Question 5 (2 points)

In this question we will split the image into RGB using two methods.

cv2: R, G, B = cv2.split(img) splits the original BGR image into blue, green, and red channels. The BGR image is an numpy array - (height, width, channels). height is the number of rows of pixels, width is the number of columns of pixels, and channel can be 0,1,2 for blue, green, and red respectively.

skimage: This is another python library for image processing. It’s designed to be integrated well with Python’s other computing libraries such as numpy and scipy.

Note in skimage, io.imread() can load images directly using URLs. It returns a numpy array with rgb as default for the image.

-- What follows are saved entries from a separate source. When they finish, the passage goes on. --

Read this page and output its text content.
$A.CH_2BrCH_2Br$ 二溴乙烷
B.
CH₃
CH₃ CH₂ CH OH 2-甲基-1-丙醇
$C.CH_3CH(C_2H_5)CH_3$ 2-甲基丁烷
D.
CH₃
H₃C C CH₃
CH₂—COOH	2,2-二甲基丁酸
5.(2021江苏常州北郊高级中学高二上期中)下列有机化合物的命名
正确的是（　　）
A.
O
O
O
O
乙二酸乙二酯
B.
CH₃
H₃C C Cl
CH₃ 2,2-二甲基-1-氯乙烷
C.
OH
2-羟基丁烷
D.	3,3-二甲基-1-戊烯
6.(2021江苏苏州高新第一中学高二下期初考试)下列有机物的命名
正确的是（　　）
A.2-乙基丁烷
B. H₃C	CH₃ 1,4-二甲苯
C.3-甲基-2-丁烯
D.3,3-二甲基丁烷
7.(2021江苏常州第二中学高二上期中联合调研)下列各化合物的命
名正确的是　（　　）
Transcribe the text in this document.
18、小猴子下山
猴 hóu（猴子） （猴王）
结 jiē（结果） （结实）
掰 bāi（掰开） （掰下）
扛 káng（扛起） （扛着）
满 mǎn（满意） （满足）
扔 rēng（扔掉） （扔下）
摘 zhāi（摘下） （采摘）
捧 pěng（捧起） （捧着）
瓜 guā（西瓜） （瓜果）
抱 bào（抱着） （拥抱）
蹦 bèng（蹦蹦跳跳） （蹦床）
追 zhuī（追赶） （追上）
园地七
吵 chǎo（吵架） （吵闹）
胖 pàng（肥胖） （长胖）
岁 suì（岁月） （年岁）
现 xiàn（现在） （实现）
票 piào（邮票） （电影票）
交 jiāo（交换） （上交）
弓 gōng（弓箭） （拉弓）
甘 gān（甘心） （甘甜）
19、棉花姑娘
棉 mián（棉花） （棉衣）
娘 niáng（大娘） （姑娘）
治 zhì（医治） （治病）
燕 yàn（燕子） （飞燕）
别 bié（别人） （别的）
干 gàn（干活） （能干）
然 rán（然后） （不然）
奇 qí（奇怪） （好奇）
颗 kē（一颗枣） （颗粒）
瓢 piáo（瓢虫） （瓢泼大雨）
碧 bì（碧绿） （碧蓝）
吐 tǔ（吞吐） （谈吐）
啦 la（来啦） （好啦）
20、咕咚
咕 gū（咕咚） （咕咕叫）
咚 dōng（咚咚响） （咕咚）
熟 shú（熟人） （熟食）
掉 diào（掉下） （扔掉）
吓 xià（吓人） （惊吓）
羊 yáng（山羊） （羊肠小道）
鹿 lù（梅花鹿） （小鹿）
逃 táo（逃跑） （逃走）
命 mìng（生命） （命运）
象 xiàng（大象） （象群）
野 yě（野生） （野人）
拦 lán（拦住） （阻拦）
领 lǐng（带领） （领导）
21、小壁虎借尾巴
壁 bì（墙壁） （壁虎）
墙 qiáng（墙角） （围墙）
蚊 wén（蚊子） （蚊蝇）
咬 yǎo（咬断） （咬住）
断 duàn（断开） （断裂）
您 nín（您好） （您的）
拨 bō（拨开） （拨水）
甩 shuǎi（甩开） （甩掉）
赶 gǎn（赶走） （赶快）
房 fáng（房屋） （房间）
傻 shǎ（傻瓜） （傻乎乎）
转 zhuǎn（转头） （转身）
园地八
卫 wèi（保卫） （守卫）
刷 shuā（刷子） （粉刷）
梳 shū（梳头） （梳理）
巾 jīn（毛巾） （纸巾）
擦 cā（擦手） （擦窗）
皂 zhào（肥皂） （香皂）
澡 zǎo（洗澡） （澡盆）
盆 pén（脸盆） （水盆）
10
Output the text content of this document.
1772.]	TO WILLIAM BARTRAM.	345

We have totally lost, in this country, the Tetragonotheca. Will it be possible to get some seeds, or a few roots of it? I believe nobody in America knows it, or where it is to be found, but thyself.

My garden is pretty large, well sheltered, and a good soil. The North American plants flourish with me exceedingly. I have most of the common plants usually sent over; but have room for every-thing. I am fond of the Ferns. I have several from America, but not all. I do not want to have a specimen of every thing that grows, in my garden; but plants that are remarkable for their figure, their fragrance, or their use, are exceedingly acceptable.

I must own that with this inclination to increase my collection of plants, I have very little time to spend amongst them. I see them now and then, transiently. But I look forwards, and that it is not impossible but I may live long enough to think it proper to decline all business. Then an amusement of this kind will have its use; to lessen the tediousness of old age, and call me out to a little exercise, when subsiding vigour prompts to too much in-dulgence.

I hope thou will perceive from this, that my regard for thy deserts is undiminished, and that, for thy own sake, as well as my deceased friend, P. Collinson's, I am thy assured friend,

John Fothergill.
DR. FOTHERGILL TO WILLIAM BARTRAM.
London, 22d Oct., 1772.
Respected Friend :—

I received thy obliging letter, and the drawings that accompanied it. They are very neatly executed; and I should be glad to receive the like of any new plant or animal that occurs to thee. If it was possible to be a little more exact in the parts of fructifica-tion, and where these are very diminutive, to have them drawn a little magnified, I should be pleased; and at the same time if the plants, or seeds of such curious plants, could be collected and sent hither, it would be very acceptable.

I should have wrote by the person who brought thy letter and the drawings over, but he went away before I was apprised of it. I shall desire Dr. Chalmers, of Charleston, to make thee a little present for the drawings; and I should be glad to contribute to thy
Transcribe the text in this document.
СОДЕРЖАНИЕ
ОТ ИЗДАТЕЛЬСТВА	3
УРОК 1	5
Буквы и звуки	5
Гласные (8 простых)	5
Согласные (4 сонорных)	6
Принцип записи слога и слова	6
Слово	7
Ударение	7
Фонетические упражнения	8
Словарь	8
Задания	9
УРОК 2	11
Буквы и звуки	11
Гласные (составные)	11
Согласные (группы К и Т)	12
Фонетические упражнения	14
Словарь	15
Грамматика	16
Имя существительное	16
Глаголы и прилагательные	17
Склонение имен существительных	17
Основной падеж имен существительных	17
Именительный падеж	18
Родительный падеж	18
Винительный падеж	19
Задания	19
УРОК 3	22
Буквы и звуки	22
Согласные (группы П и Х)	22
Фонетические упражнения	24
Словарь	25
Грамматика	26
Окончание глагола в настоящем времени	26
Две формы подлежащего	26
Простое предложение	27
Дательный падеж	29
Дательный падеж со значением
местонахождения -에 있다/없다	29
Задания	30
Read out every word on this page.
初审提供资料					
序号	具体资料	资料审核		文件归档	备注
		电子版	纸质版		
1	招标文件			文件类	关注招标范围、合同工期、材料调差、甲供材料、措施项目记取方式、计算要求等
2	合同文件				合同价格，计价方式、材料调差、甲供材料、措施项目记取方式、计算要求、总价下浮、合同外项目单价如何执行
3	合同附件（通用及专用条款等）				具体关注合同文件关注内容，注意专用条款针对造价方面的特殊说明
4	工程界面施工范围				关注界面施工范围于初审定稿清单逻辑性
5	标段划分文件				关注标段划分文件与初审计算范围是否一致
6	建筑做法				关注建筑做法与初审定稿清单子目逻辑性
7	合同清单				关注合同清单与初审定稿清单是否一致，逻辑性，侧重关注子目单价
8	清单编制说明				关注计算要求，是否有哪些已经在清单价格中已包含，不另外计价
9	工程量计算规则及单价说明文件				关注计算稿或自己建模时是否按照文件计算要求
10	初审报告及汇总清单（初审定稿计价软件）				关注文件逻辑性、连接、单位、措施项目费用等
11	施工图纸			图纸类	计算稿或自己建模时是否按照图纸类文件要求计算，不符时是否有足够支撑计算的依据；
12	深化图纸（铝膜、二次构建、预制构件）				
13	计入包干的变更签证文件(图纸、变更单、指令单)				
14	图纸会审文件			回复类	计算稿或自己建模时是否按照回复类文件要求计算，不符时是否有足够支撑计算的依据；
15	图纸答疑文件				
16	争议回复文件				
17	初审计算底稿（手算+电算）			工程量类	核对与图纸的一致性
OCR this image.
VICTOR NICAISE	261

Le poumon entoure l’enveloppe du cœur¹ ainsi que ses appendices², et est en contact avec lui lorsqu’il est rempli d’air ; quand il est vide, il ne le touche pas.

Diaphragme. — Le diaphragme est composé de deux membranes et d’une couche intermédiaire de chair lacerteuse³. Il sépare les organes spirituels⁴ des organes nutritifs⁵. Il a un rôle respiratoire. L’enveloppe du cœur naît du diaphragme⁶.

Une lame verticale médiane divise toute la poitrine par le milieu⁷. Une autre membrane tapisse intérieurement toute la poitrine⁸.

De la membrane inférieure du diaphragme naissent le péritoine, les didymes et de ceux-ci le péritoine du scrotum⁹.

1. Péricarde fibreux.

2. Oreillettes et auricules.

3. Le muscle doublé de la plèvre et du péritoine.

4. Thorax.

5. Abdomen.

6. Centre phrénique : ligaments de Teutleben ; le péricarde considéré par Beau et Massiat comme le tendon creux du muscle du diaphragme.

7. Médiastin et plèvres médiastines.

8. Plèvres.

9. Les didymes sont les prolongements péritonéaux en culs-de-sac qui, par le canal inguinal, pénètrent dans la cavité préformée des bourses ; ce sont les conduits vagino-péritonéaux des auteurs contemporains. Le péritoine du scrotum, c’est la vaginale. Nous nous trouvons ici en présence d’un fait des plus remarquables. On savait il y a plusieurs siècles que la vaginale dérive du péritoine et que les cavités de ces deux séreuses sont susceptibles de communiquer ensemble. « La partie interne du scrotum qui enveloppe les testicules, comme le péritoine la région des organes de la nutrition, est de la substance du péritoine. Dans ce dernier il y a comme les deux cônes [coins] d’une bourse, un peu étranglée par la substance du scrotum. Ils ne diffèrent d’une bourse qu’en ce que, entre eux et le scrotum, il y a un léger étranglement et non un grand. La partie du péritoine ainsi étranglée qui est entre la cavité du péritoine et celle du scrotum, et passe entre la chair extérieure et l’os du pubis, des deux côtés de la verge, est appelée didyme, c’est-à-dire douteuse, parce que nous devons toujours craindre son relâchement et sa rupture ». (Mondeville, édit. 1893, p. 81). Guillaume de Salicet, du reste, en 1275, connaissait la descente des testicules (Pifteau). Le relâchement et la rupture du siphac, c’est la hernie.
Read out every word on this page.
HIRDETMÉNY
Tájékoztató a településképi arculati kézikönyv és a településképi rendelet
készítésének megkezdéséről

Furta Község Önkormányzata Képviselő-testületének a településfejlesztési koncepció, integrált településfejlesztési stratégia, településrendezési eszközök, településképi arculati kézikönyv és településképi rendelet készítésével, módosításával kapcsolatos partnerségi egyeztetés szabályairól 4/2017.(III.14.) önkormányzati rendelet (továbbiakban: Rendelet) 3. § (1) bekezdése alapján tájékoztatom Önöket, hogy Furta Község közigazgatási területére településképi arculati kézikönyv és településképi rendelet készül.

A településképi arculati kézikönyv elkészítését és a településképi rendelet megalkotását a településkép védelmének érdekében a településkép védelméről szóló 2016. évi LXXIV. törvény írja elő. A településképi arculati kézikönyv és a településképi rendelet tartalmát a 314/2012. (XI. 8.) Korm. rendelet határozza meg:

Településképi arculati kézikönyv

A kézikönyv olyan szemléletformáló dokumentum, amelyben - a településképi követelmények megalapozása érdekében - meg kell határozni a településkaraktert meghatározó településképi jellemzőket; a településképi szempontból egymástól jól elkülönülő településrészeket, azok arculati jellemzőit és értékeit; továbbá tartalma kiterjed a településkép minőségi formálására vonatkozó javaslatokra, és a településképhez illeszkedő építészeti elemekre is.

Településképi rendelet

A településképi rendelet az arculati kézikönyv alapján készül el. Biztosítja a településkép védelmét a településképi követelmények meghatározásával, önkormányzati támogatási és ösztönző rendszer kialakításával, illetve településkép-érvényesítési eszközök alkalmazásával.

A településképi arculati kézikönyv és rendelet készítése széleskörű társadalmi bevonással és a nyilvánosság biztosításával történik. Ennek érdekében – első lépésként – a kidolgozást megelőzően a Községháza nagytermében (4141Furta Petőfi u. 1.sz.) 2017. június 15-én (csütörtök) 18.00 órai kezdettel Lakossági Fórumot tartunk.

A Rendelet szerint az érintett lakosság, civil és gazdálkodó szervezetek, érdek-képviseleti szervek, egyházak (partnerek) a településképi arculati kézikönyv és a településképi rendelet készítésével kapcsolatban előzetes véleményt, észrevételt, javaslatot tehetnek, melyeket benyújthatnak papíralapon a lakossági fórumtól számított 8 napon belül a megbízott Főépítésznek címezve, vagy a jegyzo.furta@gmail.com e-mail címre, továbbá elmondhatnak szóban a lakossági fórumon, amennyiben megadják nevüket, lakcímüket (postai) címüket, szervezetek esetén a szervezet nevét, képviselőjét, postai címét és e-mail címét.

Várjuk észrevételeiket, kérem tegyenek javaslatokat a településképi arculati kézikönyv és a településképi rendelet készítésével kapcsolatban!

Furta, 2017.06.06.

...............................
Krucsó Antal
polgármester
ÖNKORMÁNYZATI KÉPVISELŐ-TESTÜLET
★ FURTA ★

img = new_df.iloc[30]['url']
img2 = io.imread(img)
Deliverables
  • 5a. Code and output of an image after splitting into the three RGB colour channels using cv2

  • 5b. Code and output of an image after splitting into the three RGB colour channels using skimage

Submitting your Work

Once you have completed the questions, save your Jupyter notebook. You can then download the notebook and submit it to Gradescope.

Items to submit
  • firstname_lastname_project3.ipynb

It is necessary to document your work, with comments about each solution. All of your work needs to be your own work, with citations to any source that you used. Please make sure that your work is your own work, and that any outside sources (people, internet pages, generating AI, etc.) are cited properly in the project template.

You must double check your .ipynb after submitting it in gradescope. A very common mistake is to assume that your .ipynb file has been rendered properly and contains your code, markdown, and code output even though it may not.

Please take the time to double check your work. See here for instructions on how to double check this.

You will not receive full credit if your .ipynb file does not contain all of the information you expect it to, or if it does not render properly in Gradescope. Please ask a TA if you need help with this.